Dietro al dipinto c’era, non la firma, ma il titolo che contestualizzava il senso. La brevità era l’essenza.
Tiderio al momento del paesaggio cercava di armonizzare gli elementi che erano frammenti da comporre la totalità. Nessun elemento sfuggiva e il punto di fuga non era una distrazione.
I componenti nel ritratto avevano un impegno focalizzato in un elemento. Da questo elemento principale, derivavano i frammenti del tutto. Non c’è pluralità; c’è carattere, dettaglio e addirittura conflitto. Perché quello che si fissa; è una immagine immobile, non ridotta, però assimilata e limitata a un momento che in sé, è un istante.
Solo si può fantasticare, e per quello, ci vuole molta immaginazione. Il tema sostituiva in essenza, questa necessità. Niente era tralasciato al caso. Lo specchio non era la copia di una realtà; che si riflette in se stessa per quanto appare, effimera in quel istante. Il carattere era rappresentato con tutto quello che lo coinvolgeva; nell’interesse di dimostrarsi, al di là, distante di quella emozione che il significato potrebbe soggiogare.

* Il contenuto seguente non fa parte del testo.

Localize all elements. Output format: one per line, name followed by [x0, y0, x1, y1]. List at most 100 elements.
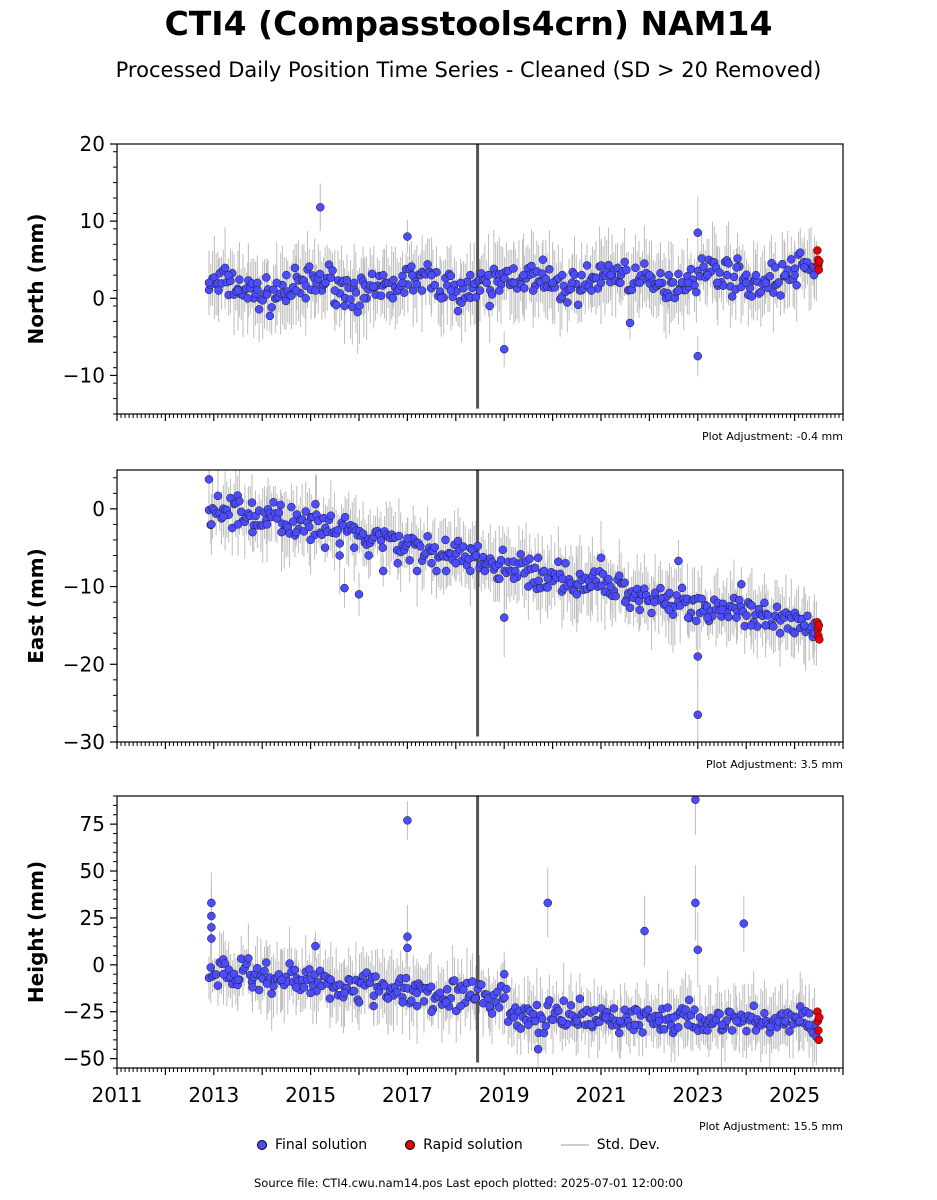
final-solution-point — [664, 605, 674, 615]
final-solution-point — [213, 491, 223, 501]
x-tick-label: 2011 — [92, 1083, 143, 1107]
final-solution-point — [459, 985, 468, 994]
final-solution-point — [545, 996, 554, 1005]
final-solution-point — [262, 273, 271, 282]
final-solution-point — [407, 262, 416, 271]
final-solution-point — [305, 522, 314, 532]
final-solution-point — [606, 270, 615, 280]
final-solution-point — [340, 512, 350, 522]
final-solution-point — [654, 278, 664, 288]
final-solution-point — [430, 543, 439, 552]
final-solution-point — [340, 583, 349, 593]
final-solution-point — [315, 269, 325, 279]
final-solution-point — [693, 710, 703, 720]
final-solution-point — [772, 602, 782, 612]
y-axis-label: East (mm) — [24, 548, 48, 664]
final-solution-point — [484, 270, 493, 280]
final-solution-point — [466, 270, 475, 280]
final-solution-point — [692, 616, 701, 626]
final-solution-point — [219, 512, 228, 521]
final-solution-point — [717, 605, 727, 615]
final-solution-point — [563, 298, 572, 307]
final-solution-point — [233, 286, 243, 295]
final-solution-point — [494, 1003, 504, 1012]
final-solution-point — [485, 1001, 494, 1011]
final-solution-point — [541, 274, 551, 284]
final-solution-point — [741, 278, 751, 288]
final-solution-point — [539, 1028, 549, 1038]
final-solution-point — [645, 270, 654, 280]
final-solution-point — [207, 520, 216, 529]
final-solution-point — [732, 263, 741, 272]
final-solution-point — [659, 1025, 669, 1034]
final-solution-point — [587, 1020, 596, 1030]
final-solution-point — [405, 556, 414, 565]
final-solution-point — [715, 1009, 724, 1019]
final-solution-point — [778, 259, 787, 269]
final-solution-point — [690, 1005, 699, 1014]
final-solution-point — [697, 594, 706, 604]
final-solution-point — [664, 270, 674, 280]
final-solution-point — [262, 979, 272, 988]
final-solution-point — [233, 520, 243, 529]
final-solution-point — [403, 534, 412, 543]
final-solution-point — [487, 290, 497, 299]
final-solution-point — [715, 268, 724, 277]
final-solution-point — [311, 499, 320, 509]
final-solution-point — [635, 605, 644, 615]
final-solution-point — [686, 264, 696, 274]
final-solution-point — [749, 1001, 758, 1011]
final-solution-point — [378, 543, 388, 552]
final-solution-point — [524, 1020, 533, 1030]
final-solution-point — [254, 305, 264, 314]
final-solution-point — [763, 611, 773, 620]
final-solution-point — [485, 301, 494, 311]
final-solution-point — [392, 987, 402, 997]
final-solution-point — [412, 988, 422, 998]
final-solution-point — [335, 551, 344, 560]
final-solution-point — [606, 582, 615, 591]
final-solution-point — [649, 597, 659, 607]
final-solution-point — [220, 263, 230, 273]
rapid-solution-point — [814, 1026, 823, 1035]
final-solution-point — [761, 621, 770, 630]
final-solution-point — [389, 275, 398, 285]
final-solution-point — [541, 1021, 551, 1031]
y-tick-label: −20 — [63, 652, 105, 676]
final-solution-point — [349, 543, 359, 552]
final-solution-point — [290, 263, 300, 273]
final-solution-point — [516, 1024, 525, 1033]
final-solution-point — [693, 228, 703, 237]
final-solution-point — [766, 1022, 775, 1031]
final-solution-point — [804, 1009, 814, 1018]
final-solution-point — [597, 261, 606, 270]
final-solution-point — [631, 263, 640, 273]
final-solution-point — [703, 270, 712, 280]
y-tick-label: −10 — [63, 363, 105, 387]
final-solution-point — [509, 264, 518, 273]
final-solution-point — [291, 983, 301, 992]
final-solution-point — [419, 997, 429, 1006]
final-solution-point — [792, 280, 801, 290]
final-solution-point — [265, 311, 275, 321]
final-solution-point — [398, 998, 407, 1007]
final-solution-point — [253, 278, 262, 288]
final-solution-point — [572, 590, 582, 599]
final-solution-point — [207, 934, 216, 943]
final-solution-point — [693, 652, 703, 661]
final-solution-point — [693, 945, 703, 955]
final-solution-point — [656, 583, 665, 593]
final-solution-point — [248, 983, 257, 992]
final-solution-point — [769, 288, 778, 297]
final-solution-point — [301, 507, 310, 516]
final-solution-point — [663, 1003, 672, 1012]
final-solution-point — [548, 278, 557, 288]
final-solution-point — [400, 288, 409, 297]
final-solution-point — [403, 943, 412, 953]
final-solution-point — [760, 1008, 769, 1018]
final-solution-point — [346, 295, 355, 304]
final-solution-point — [219, 969, 228, 979]
final-solution-point — [326, 511, 336, 520]
final-solution-point — [207, 911, 216, 921]
final-solution-point — [432, 566, 441, 576]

Al di là dello evidente, c’era un lavoro costruttivo di razionalità. La dedizione non potrebbe dedicarsi a un diversivo, che è una distrazione a vuoto. Una guida senza meta, senza tesoro. Dipingere non era diverso dal coltivare.
Tiderio attirava a sé, tutte queste consonanze, ed erano come l’algoritmo della sua devozione. Ogni pennellata per quanto delicata; rappresentava la sostanza di questo attributo cerimoniale, che rispondeva a una tecnica abile, mai ambigua, mai imperfetta. Obbediva ad ogni secondo, ai battiti dell’ispirazione. Il tempo era un invito, all’eternità.